Por vez primera en los evangelios aparece el título de “rey” aplicado a Jesús cuando llega la hora suprema de su pasión y muerte. Es en verdad significativo si consideramos que diferentes instancias provocaron a Jesús para que se desviara de la voluntad de Dios Padre y condescendiera con los intereses de un mesianismo triunfalista que esperaba del Mesías la restauración temporal de Israel.

Pero Jesús no cederá ahora en el momento de su pasión a las burlas y a las provocaciones del populacho y de sus enemigos encarnizados, los fariseos. Es cierto que ha confesado ante Pilato que él es rey, y es verdad lo que ha mandado escribir Pilato en tres idiomas, para fijarlo en la cabecera de la cruz. Los que se mofan de Jesús crucificado y hacen alusiones al letrero en el que se proclama la causa de la pena y de la gloria del Nazareno, no recibirán otra prueba de la realeza de Cristo que su paciente persistencia hasta el final en la voluntad del Padre.

Cristo es rey en medio de su debilidad y no abdicará de la cruz. Cristo no es rey como lo son los reyes de este mundo, los poderosos que imponen su dominio a punta de las armas y de violencia. Cristo es rey en el amor y por un amor que le lleva a prestar a todos, el servicio de su muerte en la cruz.

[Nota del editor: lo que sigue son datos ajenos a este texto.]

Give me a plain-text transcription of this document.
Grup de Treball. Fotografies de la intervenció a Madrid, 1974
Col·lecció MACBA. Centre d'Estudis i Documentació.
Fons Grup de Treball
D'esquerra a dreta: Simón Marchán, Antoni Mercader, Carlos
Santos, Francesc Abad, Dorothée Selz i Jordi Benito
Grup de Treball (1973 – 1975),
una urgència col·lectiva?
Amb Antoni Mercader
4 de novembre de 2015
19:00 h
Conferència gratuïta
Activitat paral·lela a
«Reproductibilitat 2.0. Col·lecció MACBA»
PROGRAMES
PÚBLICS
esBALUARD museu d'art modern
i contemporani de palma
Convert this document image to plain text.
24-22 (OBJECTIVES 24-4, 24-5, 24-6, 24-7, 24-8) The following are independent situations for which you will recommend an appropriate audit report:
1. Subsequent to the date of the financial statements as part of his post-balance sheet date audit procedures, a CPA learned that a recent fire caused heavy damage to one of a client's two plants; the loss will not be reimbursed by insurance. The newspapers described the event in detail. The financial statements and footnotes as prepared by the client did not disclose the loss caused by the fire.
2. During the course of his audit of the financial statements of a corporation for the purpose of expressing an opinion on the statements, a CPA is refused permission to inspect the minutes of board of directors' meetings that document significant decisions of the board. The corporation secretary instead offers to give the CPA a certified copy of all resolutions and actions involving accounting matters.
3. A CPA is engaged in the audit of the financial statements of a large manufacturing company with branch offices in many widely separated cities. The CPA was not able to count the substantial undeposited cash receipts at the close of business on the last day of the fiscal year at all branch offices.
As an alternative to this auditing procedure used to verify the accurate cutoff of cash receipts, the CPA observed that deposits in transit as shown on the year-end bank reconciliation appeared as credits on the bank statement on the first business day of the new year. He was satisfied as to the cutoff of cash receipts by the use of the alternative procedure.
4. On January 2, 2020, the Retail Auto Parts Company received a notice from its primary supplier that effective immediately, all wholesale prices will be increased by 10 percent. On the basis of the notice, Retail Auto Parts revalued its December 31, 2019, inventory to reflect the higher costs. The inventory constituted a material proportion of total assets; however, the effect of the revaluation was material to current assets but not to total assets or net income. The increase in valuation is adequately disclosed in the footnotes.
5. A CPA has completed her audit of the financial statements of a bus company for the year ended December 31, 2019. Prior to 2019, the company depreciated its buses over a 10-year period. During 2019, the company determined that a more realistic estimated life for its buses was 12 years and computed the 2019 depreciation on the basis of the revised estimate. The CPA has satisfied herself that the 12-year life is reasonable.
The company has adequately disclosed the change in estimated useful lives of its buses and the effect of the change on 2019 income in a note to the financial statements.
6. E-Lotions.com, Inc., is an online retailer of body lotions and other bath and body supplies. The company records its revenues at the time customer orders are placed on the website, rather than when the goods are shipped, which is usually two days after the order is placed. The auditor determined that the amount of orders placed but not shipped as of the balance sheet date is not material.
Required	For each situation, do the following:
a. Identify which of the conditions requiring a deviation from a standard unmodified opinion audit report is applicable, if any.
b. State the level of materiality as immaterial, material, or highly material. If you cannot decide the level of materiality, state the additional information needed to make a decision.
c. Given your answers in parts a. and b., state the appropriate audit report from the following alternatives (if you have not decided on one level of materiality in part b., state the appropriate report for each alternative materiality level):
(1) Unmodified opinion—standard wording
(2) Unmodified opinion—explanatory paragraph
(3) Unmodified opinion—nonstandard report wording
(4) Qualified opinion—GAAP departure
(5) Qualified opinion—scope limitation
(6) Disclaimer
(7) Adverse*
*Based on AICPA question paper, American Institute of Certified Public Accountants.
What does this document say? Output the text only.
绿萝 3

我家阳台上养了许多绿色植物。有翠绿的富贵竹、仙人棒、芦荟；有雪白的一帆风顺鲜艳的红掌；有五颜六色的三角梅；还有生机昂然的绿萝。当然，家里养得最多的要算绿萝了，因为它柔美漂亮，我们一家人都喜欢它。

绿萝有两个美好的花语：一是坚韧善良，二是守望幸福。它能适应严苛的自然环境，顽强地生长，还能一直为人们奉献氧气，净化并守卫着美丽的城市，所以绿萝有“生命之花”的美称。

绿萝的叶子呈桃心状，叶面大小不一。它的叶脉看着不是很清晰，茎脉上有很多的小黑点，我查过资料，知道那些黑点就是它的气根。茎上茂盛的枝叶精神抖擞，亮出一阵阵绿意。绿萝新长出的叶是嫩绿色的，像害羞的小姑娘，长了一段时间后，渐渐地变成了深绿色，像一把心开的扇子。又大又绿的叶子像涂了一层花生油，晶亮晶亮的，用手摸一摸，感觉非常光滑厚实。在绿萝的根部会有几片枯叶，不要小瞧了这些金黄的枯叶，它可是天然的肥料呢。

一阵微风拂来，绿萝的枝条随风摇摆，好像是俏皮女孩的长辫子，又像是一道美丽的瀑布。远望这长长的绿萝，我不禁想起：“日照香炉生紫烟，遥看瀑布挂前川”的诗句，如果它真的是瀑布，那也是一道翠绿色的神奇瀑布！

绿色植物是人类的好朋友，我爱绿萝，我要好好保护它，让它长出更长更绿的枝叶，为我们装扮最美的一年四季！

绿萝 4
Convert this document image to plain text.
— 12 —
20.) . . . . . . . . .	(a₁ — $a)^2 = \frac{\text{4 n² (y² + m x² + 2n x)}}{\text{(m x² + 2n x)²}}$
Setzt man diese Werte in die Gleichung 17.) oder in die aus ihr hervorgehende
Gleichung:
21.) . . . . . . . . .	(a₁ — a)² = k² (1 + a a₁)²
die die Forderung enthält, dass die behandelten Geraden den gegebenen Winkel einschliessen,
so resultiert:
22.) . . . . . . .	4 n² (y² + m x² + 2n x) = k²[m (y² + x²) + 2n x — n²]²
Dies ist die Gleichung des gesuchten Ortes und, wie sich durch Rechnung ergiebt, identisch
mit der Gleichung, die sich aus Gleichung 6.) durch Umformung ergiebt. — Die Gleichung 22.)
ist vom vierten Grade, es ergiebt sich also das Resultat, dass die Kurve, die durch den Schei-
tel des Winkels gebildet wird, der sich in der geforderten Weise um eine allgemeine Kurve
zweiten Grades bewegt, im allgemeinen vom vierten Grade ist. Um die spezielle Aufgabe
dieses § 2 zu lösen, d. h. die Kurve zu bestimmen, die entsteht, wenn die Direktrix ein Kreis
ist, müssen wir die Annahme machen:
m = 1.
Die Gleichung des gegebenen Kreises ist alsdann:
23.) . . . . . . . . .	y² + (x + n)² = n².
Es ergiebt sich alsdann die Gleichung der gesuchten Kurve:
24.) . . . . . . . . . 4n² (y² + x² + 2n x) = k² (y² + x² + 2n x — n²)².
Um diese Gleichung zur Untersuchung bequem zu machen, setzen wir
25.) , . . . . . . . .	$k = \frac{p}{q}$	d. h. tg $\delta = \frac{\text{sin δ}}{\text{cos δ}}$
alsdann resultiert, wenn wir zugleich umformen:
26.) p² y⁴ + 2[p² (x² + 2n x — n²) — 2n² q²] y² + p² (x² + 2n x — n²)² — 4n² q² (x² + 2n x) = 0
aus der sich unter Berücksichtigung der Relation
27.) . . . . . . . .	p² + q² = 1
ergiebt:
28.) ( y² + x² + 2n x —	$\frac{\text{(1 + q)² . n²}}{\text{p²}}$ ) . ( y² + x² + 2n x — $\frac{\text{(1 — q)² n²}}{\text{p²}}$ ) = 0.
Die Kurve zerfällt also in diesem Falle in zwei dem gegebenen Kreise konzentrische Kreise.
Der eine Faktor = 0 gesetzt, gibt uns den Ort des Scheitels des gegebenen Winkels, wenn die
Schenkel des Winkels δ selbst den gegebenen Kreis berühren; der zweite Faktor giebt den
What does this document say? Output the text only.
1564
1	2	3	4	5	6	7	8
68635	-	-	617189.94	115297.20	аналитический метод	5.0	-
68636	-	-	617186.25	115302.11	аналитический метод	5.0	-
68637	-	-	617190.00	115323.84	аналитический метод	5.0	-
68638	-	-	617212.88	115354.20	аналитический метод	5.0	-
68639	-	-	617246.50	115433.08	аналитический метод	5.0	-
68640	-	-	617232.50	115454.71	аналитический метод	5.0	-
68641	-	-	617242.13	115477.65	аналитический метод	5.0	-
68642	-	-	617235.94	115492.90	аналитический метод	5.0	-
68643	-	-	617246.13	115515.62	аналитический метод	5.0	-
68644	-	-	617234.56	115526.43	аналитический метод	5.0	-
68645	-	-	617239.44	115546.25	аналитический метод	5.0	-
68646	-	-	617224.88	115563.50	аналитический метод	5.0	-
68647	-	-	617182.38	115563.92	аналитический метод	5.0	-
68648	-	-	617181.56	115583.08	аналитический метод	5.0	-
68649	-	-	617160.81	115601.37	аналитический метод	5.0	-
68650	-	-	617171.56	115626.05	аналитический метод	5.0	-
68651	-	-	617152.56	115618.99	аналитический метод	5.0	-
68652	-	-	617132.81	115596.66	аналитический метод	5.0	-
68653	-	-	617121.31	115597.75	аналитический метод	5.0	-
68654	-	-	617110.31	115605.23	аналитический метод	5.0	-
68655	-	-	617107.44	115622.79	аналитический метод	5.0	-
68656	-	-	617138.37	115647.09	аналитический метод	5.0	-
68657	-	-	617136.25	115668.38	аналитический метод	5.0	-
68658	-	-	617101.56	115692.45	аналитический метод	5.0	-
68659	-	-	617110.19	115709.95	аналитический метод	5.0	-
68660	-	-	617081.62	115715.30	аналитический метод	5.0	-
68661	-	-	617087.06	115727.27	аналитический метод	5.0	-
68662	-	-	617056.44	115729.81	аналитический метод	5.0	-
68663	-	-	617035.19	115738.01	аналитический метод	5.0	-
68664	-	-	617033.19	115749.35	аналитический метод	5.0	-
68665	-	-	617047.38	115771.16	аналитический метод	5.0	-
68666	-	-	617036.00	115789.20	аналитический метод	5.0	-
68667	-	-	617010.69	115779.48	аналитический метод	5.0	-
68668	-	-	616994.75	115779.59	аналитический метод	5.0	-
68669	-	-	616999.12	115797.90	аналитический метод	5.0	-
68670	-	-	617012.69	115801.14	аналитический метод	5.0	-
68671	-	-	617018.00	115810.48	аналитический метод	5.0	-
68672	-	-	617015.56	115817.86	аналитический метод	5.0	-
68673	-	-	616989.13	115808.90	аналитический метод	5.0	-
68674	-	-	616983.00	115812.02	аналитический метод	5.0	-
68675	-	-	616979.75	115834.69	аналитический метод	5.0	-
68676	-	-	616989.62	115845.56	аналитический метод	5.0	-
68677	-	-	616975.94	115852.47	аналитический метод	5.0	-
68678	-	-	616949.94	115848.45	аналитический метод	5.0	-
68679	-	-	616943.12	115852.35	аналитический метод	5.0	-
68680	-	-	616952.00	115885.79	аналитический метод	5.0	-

Hoy la celebración tiene, pues, en el fondo a Cristo crucificado y a dos “acompañantes”, donde san Lucas hace brillar el acontecimiento del Reino que se inaugura precisamente con Jesucristo crucificado en un día de primavera de Jerusalén.

Las únicas palabras que Jesús pronuncia tienen como vértice el término simbólico de origen persa, “paraíso”, y que es colocado en paralelo con la palabra “reino” pronunciado por Dimas, compañero de muerte de Jesús.